Elle est interrompue dans ses pensées quand le magazine lui est arraché des mains et remplacé par une lourde encyclopédie ouverte à la page : “BUENOS AIRES.” “Qu'est ce que tu fais?” Anne se met à hurler quand elle voit Greg jeter le magazine dans la piscine. Il prend une chaise, s'installe à côté d'elle et commence à la regarder fixement.

Elle jette un œil sur l'encyclopédie. “Cela semble être une ville charmante. Nous allons en Argentine?” demande Anne excitée. “Ce serait formidable de s'éloigner un peu.” Elle referme le livre. “Une fois complètement remise, nous pourrons voyager sans problème.”

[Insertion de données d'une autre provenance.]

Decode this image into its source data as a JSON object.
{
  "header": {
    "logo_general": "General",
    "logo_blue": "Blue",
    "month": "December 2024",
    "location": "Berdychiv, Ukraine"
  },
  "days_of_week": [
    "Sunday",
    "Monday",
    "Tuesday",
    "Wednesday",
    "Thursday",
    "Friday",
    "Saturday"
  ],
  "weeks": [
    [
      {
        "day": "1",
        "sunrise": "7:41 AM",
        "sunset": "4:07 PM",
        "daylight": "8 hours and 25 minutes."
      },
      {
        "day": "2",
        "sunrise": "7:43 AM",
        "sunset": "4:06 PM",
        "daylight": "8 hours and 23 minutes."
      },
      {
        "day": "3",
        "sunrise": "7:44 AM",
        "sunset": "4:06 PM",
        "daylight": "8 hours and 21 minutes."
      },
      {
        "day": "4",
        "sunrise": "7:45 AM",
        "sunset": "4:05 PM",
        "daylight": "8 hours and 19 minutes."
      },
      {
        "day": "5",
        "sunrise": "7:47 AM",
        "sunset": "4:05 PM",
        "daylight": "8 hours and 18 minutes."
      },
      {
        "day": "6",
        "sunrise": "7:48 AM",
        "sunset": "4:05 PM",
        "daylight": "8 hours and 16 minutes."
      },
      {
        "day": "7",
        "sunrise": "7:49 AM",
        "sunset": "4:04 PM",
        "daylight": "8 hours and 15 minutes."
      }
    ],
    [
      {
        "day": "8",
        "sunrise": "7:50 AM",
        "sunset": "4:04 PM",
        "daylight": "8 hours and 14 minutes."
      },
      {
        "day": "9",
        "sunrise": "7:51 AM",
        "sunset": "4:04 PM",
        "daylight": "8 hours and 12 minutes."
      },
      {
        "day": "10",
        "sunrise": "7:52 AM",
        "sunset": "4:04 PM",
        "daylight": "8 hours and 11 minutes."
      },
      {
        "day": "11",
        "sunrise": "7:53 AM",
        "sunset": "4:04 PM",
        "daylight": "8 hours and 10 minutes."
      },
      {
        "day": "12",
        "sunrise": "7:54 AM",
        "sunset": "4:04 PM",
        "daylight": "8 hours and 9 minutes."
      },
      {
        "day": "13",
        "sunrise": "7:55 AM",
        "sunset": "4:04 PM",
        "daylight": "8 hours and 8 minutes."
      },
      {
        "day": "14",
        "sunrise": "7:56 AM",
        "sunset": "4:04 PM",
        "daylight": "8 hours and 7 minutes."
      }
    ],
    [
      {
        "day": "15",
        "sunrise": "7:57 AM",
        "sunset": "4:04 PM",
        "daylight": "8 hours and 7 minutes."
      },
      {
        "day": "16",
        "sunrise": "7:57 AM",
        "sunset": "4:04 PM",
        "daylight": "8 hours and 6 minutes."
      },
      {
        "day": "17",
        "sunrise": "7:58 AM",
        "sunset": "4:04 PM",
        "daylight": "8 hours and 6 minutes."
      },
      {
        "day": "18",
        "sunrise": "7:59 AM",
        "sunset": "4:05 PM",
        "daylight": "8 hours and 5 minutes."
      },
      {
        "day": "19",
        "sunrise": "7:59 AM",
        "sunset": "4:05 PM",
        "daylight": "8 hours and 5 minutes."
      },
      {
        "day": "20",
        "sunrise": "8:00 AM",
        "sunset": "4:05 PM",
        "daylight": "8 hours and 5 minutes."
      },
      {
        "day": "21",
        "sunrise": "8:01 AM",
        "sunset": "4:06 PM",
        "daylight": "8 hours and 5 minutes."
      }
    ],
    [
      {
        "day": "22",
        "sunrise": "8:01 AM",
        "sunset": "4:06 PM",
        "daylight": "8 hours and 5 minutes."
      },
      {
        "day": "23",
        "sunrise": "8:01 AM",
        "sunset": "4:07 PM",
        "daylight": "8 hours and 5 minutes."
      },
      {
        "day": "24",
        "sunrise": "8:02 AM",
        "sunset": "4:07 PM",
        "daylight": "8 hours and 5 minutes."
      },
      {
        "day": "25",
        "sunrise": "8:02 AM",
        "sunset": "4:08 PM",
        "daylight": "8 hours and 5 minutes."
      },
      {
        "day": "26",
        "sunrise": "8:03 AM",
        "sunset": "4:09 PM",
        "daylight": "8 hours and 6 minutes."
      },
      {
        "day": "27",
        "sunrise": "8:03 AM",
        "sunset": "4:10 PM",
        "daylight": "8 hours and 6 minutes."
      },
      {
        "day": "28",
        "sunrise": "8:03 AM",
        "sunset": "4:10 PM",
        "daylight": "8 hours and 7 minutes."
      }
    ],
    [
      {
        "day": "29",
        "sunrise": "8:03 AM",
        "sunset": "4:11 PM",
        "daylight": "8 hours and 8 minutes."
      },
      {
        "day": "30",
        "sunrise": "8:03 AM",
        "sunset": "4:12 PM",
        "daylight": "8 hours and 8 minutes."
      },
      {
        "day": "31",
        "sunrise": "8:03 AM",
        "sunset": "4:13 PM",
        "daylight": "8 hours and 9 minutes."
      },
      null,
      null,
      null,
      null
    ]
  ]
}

“Oh, je pense que tu as suffisamment récupéré,” dit Greg froidement. Il la soulève et la jette dans la piscine. Le corps de Anne plongeant l'eau émet un bruit tel qu'il couvre ses cris.

Elle remonte à la surface et nage vers le côté opposé. “Greg! Espèce de GROSSIER personnage! Quel est ton problème? Quel rapport avec Buenos Aires? Et je viens juste de colorer mes CHEVEUX!”

“Et maintenant, ça va mieux? Nage, Annie, nage!” Greg fait le tour de la piscine pour la rejoindre et la tire hors de l'eau. Elle se tient devant lui, dégoulinante, ses mèches blondes tombant sur ses yeux.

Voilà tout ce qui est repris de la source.